1915–1924
Испытывал ли когда-нибудь парень со Среднего Запада большее воздействие от «поездки на Восток в колледж»? Сомневаюсь. Почти мгновенно весь мир для меня преобразился. Конечно, мои основные моральные ценности сформировались дома; новыми были интеллектуальные и культурные горизонты, которые теперь я был приглашен исследовать. Студенческие годы (1915–1919) принесли массу новых влияний.
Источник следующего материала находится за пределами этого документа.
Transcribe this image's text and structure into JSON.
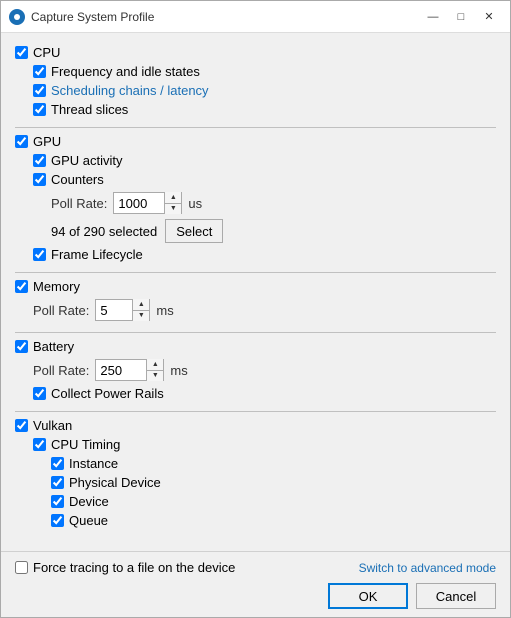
{
  "window": {
    "title": "Capture System Profile",
    "icon": "●"
  },
  "cpu": {
    "label": "CPU",
    "checked": true,
    "items": [
      {
        "id": "freq-idle",
        "label": "Frequency and idle states",
        "checked": true
      },
      {
        "id": "sched-chains",
        "label": "Scheduling chains / latency",
        "checked": true,
        "blue": true
      },
      {
        "id": "thread-slices",
        "label": "Thread slices",
        "checked": true
      }
    ]
  },
  "gpu": {
    "label": "GPU",
    "checked": true,
    "items": [
      {
        "id": "gpu-activity",
        "label": "GPU activity",
        "checked": true
      },
      {
        "id": "counters",
        "label": "Counters",
        "checked": true
      }
    ],
    "poll_rate": {
      "label": "Poll Rate:",
      "value": "1000",
      "unit": "us"
    },
    "select_info": {
      "text": "94 of 290 selected",
      "button_label": "Select"
    },
    "frame_lifecycle": {
      "label": "Frame Lifecycle",
      "checked": true
    }
  },
  "memory": {
    "label": "Memory",
    "checked": true,
    "poll_rate": {
      "label": "Poll Rate:",
      "value": "5",
      "unit": "ms"
    }
  },
  "battery": {
    "label": "Battery",
    "checked": true,
    "poll_rate": {
      "label": "Poll Rate:",
      "value": "250",
      "unit": "ms"
    },
    "collect_power_rails": {
      "label": "Collect Power Rails",
      "checked": true
    }
  },
  "vulkan": {
    "label": "Vulkan",
    "checked": true,
    "cpu_timing": {
      "label": "CPU Timing",
      "checked": true,
      "items": [
        {
          "id": "instance",
          "label": "Instance",
          "checked": true
        },
        {
          "id": "physical-device",
          "label": "Physical Device",
          "checked": true
        },
        {
          "id": "device",
          "label": "Device",
          "checked": true
        },
        {
          "id": "queue",
          "label": "Queue",
          "checked": true
        }
      ]
    }
  },
  "force_tracing": {
    "label": "Force tracing to a file on the device",
    "checked": false
  },
  "advanced_link": "Switch to advanced mode",
  "buttons": {
    "ok": "OK",
    "cancel": "Cancel"
  }
}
Первым и самым важным впечатлением было постоянное ощущение высоких стандартов. Гарвард просто предполагал (или так мне казалось) что все должно быть наивысшего качества. На первых экзаменах я получил массу оценок «посредственно». Сильно расстроенный, я приналег на учебу и завершил год с отличными оценками. В качестве награды я получил detur[23](что бы это могло быть?) в форме роскошного издания книги «Мариус, эпикуреец» (кто это был такой?). За 50 лет моей связи с Гарвардом я никогда не прекращал восхищаться молчаливым ожиданием наилучших результатов. Человек должен был выполнять все на пределе своих возможностей, и ему предоставлялись для этого все условия. Хотя все курсы для меня были интересны, внимание мое вскоре сосредоточилось на психологии и социальной этике. Вместе взятые, эти две дисциплины обозначили мою дальнейшую карьеру.
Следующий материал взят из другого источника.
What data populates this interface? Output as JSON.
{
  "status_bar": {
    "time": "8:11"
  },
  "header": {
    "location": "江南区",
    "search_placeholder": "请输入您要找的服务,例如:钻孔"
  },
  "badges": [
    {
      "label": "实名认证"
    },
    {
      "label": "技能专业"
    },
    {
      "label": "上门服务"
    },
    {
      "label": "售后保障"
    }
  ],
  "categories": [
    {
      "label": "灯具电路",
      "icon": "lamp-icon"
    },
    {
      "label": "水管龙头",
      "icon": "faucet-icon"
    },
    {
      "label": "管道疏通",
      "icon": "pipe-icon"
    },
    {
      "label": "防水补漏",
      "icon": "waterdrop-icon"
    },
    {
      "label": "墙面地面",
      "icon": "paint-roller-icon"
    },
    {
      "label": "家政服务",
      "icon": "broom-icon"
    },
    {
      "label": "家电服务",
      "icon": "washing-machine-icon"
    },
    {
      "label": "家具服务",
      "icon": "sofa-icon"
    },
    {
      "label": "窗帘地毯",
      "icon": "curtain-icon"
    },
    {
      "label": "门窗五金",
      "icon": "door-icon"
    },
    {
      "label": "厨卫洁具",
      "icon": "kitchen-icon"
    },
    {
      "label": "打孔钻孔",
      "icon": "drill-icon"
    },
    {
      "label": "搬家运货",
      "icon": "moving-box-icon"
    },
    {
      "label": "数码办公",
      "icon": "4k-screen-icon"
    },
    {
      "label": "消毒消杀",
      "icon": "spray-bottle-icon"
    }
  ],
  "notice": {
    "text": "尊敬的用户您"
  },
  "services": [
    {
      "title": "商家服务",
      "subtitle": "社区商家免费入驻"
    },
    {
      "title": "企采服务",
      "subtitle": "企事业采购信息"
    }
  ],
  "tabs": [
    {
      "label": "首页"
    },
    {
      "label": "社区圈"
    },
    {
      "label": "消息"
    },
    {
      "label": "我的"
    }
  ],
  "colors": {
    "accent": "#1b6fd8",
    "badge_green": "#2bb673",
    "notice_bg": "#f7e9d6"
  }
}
Первым моим учителем психологии был Мюнстерберг, похожий на Вотана[24]. Мой брат Флойд, аспирант, был его ассистентом. Из гортанных лекций Мюнстерберга и его учебника «Психология: общая и прикладная» (Psychology: General and Applied, 1914) я мало что узнал, помимо того, что «каузальная» психология – не то же самое, что «целенаправленная» психология. Чистая страница, разделяющая два соответствующих раздела книги, меня интриговала. Нельзя ли примирить и соединить их? – задавал я себе вопрос. Гарри Мюррей также начинал учиться у Мюнстерберга. В статье «Что делать психологу с психоанализом?» (What Should Psychologist Do About Psychoanalysis? 1940) он пишет, что холод подхода Мюнстерберга был ему так отвратителен, что он сбежал через ближайший выход, тем самым отсрочив на несколько лет выбор своей будущей профессии. Что стало «хлебом» для меня, было «ядом» для Мюррея. Возникает вопрос: что такое «хороший» учитель? Я извлекал пищу как из дуалистической дилеммы Мюнстерберга, так и из его пионерской работы в прикладной психологии.